Paul Newman’s Daughters Are Suing Their Late Father’s Own Foundation


If you’ve ever purchased a Newman’s Own salad dressing, pasta sauce, or salsa from the grocery store, you are probably somewhat familiar with the Newman’s Own Foundation. Created by the late film legend Paul Newman, Newman’s charitable empire began almost by accident. It was one of the first companies to ever commit to giving away all their after-tax profits to good causes. The brand has ballooned into a huge success. Over the decades the brand has given roughly $600 million away to a variety of causes while still maintaining another $200 million in the bank waiting to be distributed. Unfortunately it’s not all good times at the organization right now. Two of Newman’s daughters are actually suing the foundation for allegedly straying from their father’s wishes.

The Wall Street Journal reports that Elinor “Nell” Newman and Susan Newman are suing Newman’s Own Inc., the company that funds the Newman’s Own Foundation, in a Connecticut state court, for $1.6 million in damages to be donated to the charitable organizations of their choice.

The daughters allege that the company’s leadership voted to reduce their annual allotments for some of the foundation’s charitable contributions, from $400,000 to $200,000, which they say is against what their father wished when he passed away in 2008, and having established the Newman’s Own Foundation in 2005. Andy Lee, an attorney representing both daughters in the lawsuit, said in a press statement that “this lawsuit does not seek personal compensation for Mr. Newman’s daughters, but simply seeks to hold Newman’s Own Foundation accountable to the charities they have shortchanged in recent years.”

Bob Riha, Jr./Getty Images

The Newman daughters are not members of the foundation’s board of directors, but Newman’s will stipulated that they would each be given control of $400,000 per year to direct to charities of their choice. According to the lawsuit, certain provisions of the will were changed in the months before Newman died in 2008 and was not, they say, mentally competent. They say that they were informed of the nature of these changes only days after their father’s death, when Newman’s chosen successor as head of the foundation Robert Forrester told them that their charitable allotments could be reduced at the board of directors’ discretion at any time. Then, they did just that in 2020, and now Newman’s daughters are suing in response. Forrester has since stepped down from the company in 2019 following an investigation into alleged employee misconduct.
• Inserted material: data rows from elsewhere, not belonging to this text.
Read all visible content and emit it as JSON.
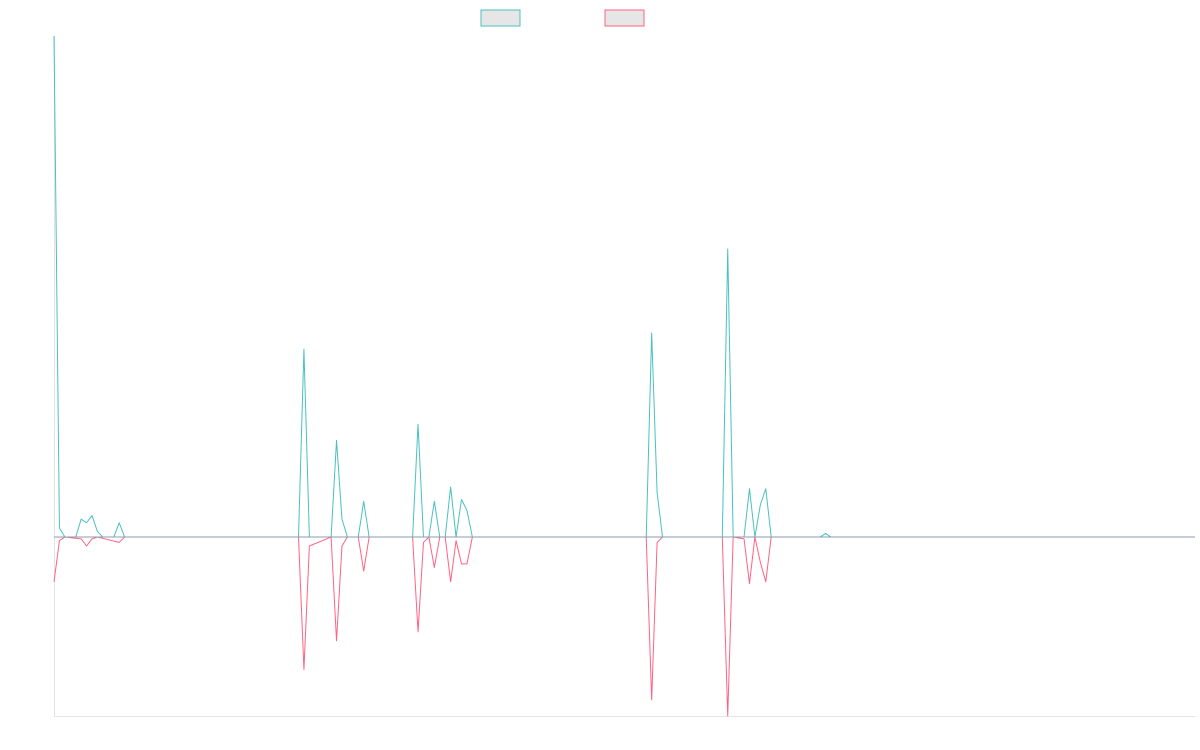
{
  "chart_data": {
    "type": "line",
    "title": "",
    "xlabel": "",
    "ylabel": "",
    "grid": false,
    "legend_position": "top-center",
    "ylim": [
      -100,
      280
    ],
    "xlim": [
      0,
      210
    ],
    "colors": {
      "series_a": "#4bc0c0",
      "series_b": "#ff6384",
      "baseline": "#8a9bb0",
      "axis": "#e3e3e3"
    },
    "series": [
      {
        "key": "a",
        "color": "#4bc0c0",
        "points": [
          [
            0,
            280
          ],
          [
            1,
            5
          ],
          [
            2,
            0
          ],
          [
            4,
            0
          ],
          [
            5,
            10
          ],
          [
            6,
            8
          ],
          [
            7,
            12
          ],
          [
            8,
            3
          ],
          [
            9,
            0
          ],
          [
            11,
            0
          ],
          [
            12,
            8
          ],
          [
            13,
            0
          ],
          [
            45,
            0
          ],
          [
            46,
            105
          ],
          [
            47,
            0
          ],
          [
            51,
            0
          ],
          [
            52,
            54
          ],
          [
            53,
            10
          ],
          [
            54,
            0
          ],
          [
            56,
            0
          ],
          [
            57,
            20
          ],
          [
            58,
            0
          ],
          [
            66,
            0
          ],
          [
            67,
            63
          ],
          [
            68,
            0
          ],
          [
            69,
            0
          ],
          [
            70,
            20
          ],
          [
            71,
            0
          ],
          [
            72,
            0
          ],
          [
            73,
            28
          ],
          [
            74,
            0
          ],
          [
            75,
            21
          ],
          [
            76,
            15
          ],
          [
            77,
            0
          ],
          [
            109,
            0
          ],
          [
            110,
            114
          ],
          [
            111,
            25
          ],
          [
            112,
            0
          ],
          [
            123,
            0
          ],
          [
            124,
            161
          ],
          [
            125,
            0
          ],
          [
            127,
            0
          ],
          [
            128,
            27
          ],
          [
            129,
            0
          ],
          [
            130,
            18
          ],
          [
            131,
            27
          ],
          [
            132,
            0
          ],
          [
            141,
            0
          ],
          [
            142,
            2
          ],
          [
            143,
            0
          ],
          [
            210,
            0
          ]
        ]
      },
      {
        "key": "b",
        "color": "#ff6384",
        "points": [
          [
            0,
            -25
          ],
          [
            1,
            -2
          ],
          [
            2,
            0
          ],
          [
            5,
            -1
          ],
          [
            6,
            -5
          ],
          [
            7,
            -1
          ],
          [
            8,
            0
          ],
          [
            12,
            -3
          ],
          [
            13,
            0
          ],
          [
            45,
            0
          ],
          [
            46,
            -74
          ],
          [
            47,
            -5
          ],
          [
            51,
            0
          ],
          [
            52,
            -58
          ],
          [
            53,
            -5
          ],
          [
            54,
            0
          ],
          [
            56,
            0
          ],
          [
            57,
            -19
          ],
          [
            58,
            0
          ],
          [
            66,
            0
          ],
          [
            67,
            -53
          ],
          [
            68,
            -3
          ],
          [
            69,
            0
          ],
          [
            70,
            -17
          ],
          [
            71,
            0
          ],
          [
            72,
            0
          ],
          [
            73,
            -25
          ],
          [
            74,
            -2
          ],
          [
            75,
            -15
          ],
          [
            76,
            -15
          ],
          [
            77,
            0
          ],
          [
            109,
            0
          ],
          [
            110,
            -91
          ],
          [
            111,
            -3
          ],
          [
            112,
            0
          ],
          [
            123,
            0
          ],
          [
            124,
            -100
          ],
          [
            125,
            0
          ],
          [
            127,
            -1
          ],
          [
            128,
            -26
          ],
          [
            129,
            0
          ],
          [
            130,
            -14
          ],
          [
            131,
            -25
          ],
          [
            132,
            0
          ],
          [
            210,
            0
          ]
        ]
      },
      {
        "key": "baseline",
        "color": "#8a9bb0",
        "points": [
          [
            0,
            0
          ],
          [
            210,
            0
          ]
        ]
      }
    ]
  }
}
A spokesman for the foundation had this to say about the lawsuit:

“Best practices surrounding philanthropic organizations do not allow for the establishment of perpetual funding allotments for anyone, including Nell and Susan Newman. A meritless lawsuit based on this faulty wish would only divert money away from those who benefit from Paul Newman’s generosity.”

The lawsuit goes on to accuse the current leaders of the Newman’s Own Foundation of restructuring it against its founders wishes, changing the way it formulates its financial contributions and engaging in potential conflicts of interests in advising charities to employ a consulting firm owned by Forrester. The suit is also taking issue with changes in philanthropic focus on the part of the foundation, with funding for causes such as the arts and environmental awareness being largely eliminated from its agenda.

It’s a sad development for a company that was otherwise thought of as one of the great success stories in philanthropy. It all began back in the early 80s when bottles of Newman’s homemade salad dressing became an unexpected success. The Newman’s Own brand was born, and soon after the actor decided that as an already-wealthy member of Hollywood royalty he’d give the money he made from the dressing away. One thing led to another, and now the Newman’s Own Foundation has reportedly given away more than $600 million to charity. Time will tell whether this lawsuit will have any effect on its future operations.